This page briefly describes the format
of the n-grams, and how you might search them on your computer.
Most of the n-grams are in a ZIP file,
with 26 different files -- for each letter A-Z. After unzipping the
files, you'll probably want to concatenate (join) these together
into one big file. To do this on a Windows machine, open a command
line window (Start / Run / cmd), change the directory ( cd
) to the folder with the files (e.g. cd c:\myNgrams\
), and type:
copy *.txt nameOfFile.txt
(where "nameOfFile.txt" is the name you want to
give it). Each file has a format like the following, with a tab between
frequency, each word, and each part of speech:
freq |
word1 |
word2 |
word3 |
PoS1 |
Pos2 |
PoS3 |
22 |
filled |
with |
fluid |
vvn |
iw |
nn1 |
6 |
filled |
with |
flying |
vvn |
iw |
jj |
4 |
filled |
with |
foam |
vvn |
iw |
nn1 |
In each case, the leftmost column is the frequency
of the n-grams. This is followed by one column for each word (i.e. four columns
in the 4-gram file). If the n-gram set that you're using has part of speech,
there is one column on the right side for each of the "word" columns on the left
side -- in the same order.
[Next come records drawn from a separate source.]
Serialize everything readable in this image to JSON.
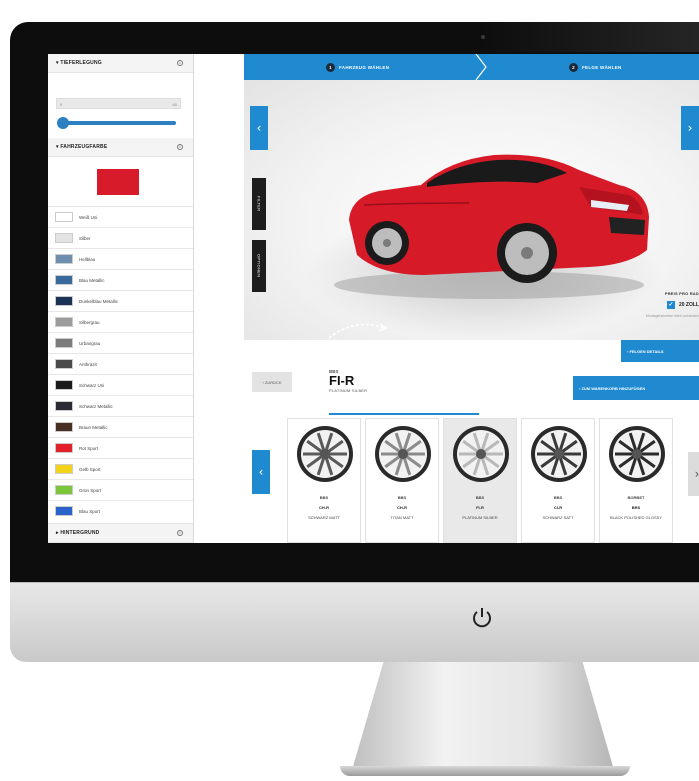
{
  "sidebar": {
    "section_depth": {
      "title": "TIEFERLEGUNG",
      "info": "i",
      "min": "0",
      "max": "60"
    },
    "section_color": {
      "title": "FAHRZEUGFARBE",
      "info": "i",
      "selected_color": "#d81b2b"
    },
    "colors": [
      {
        "label": "Weiß Uni",
        "color": "#ffffff"
      },
      {
        "label": "Silber",
        "color": "#e4e4e4"
      },
      {
        "label": "Hellblau",
        "color": "#6f8fae"
      },
      {
        "label": "Blau Metallic",
        "color": "#3a6a9a"
      },
      {
        "label": "Dunkelblau Metallic",
        "color": "#1b3356"
      },
      {
        "label": "Silbergrau",
        "color": "#9b9b9b"
      },
      {
        "label": "Urbangrau",
        "color": "#7b7b7b"
      },
      {
        "label": "Anthrazit",
        "color": "#4a4a4a"
      },
      {
        "label": "Schwarz Uni",
        "color": "#1a1a1a"
      },
      {
        "label": "Schwarz Metallic",
        "color": "#2a2a32"
      },
      {
        "label": "Braun Metallic",
        "color": "#4a2f24"
      },
      {
        "label": "Rot Sport",
        "color": "#e3202c"
      },
      {
        "label": "Gelb Sport",
        "color": "#f2d21b"
      },
      {
        "label": "Grün Sport",
        "color": "#7cc53a"
      },
      {
        "label": "Blau Sport",
        "color": "#2a62c9"
      }
    ],
    "section_background": {
      "title": "HINTERGRUND",
      "info": "i"
    }
  },
  "steps": [
    {
      "num": "1",
      "label": "FAHRZEUG WÄHLEN"
    },
    {
      "num": "2",
      "label": "FELGE WÄHLEN"
    }
  ],
  "stage": {
    "left_arrow": "‹",
    "right_arrow": "›",
    "tab_filter": "FILTER",
    "tab_options": "OPTIONEN",
    "price_label": "PREIS PRO RAD",
    "size_label": "20 ZOLL",
    "check": "✓",
    "note": "Montagehinweise nicht vorhanden",
    "details_button": "› FELGEN DETAILS"
  },
  "product": {
    "back_button": "‹ ZURÜCK",
    "brand": "BBS",
    "name": "FI-R",
    "finish": "PLATINUM SILBER",
    "cart_button": "› ZUM WARENKORB HINZUFÜGEN"
  },
  "carousel": {
    "left_arrow": "‹",
    "right_arrow": "›",
    "rims": [
      {
        "brand": "BBS",
        "model": "CH-R",
        "finish": "SCHWARZ MATT",
        "color": "#5a5a5a"
      },
      {
        "brand": "BBS",
        "model": "CH-R",
        "finish": "TITAN MATT",
        "color": "#8b8b8b"
      },
      {
        "brand": "BBS",
        "model": "FI-R",
        "finish": "PLATINUM SILBER",
        "color": "#b8b8b8"
      },
      {
        "brand": "BBS",
        "model": "CI-R",
        "finish": "SCHWARZ SATT",
        "color": "#3a3a3a"
      },
      {
        "brand": "BORBET",
        "model": "BRS",
        "finish": "BLACK POLISHED GLOSSY",
        "color": "#2b2b2b"
      }
    ]
  },
  "accent_color": "#1f8ad0"
}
Finally, if you are using the
COHA (historical English) files, the leftmost
column will be the frequency in a particular decade, and the rightmost column (a
number) will be the decade: 1-20 (1810s-2000s).
Many of you will want to immediately take the files
and import them into a robust relational database, like mySQL or SQL Server
(that's what I'd do too). But you can also just search the files using a robust
text editor. One that I like for Windows is the shareware program
TextPad, which can easily
handle even files 100 MB or more in size. One of the advantages of TextPad is
that it does regular expressions, for advanced pattern matching (but note:
regular expressions are a little different (read: weird) in TextPad, and lots of
other programs do regular expressions in a more "regular" way).
If you're using TextPad, you'll want to read their
help files on regular expressions, but here are a few simple examples.
What you want to find |
search |
what it means |
NOUN + NOUN |
nn.*\tnn.*$ |
Two part of speech tags starting with
nn (the code for
nouns), each followed by
anything else (since it could be nn1 = singular noun, nn2 =
plural noun, etc), separated by a
tab, and
end of line |
*ed word + d* word |
^[[:digit:]]+\t[^\t]+ed\td |
Beginning of line , followed by
one or more numbers (the
frequency count), followed by
word ending in ed,
tab, and
word starting with d |
VERB the
NOUN |
^[[:digit:]]+\t[^\t]+\tthe\t[^\t]\t
\tvv0\t[^\t]+\tnn.*$ |
Beginning of line , followed by
one or more numbers (the
frequency count), followed by the
first word (i.e.
any number of characters
that aren't tabs,
tab,
the,
tab,
third word,
tab,
verb (base form),
tab,
any part of speech,
tab,
noun,
end of line |
|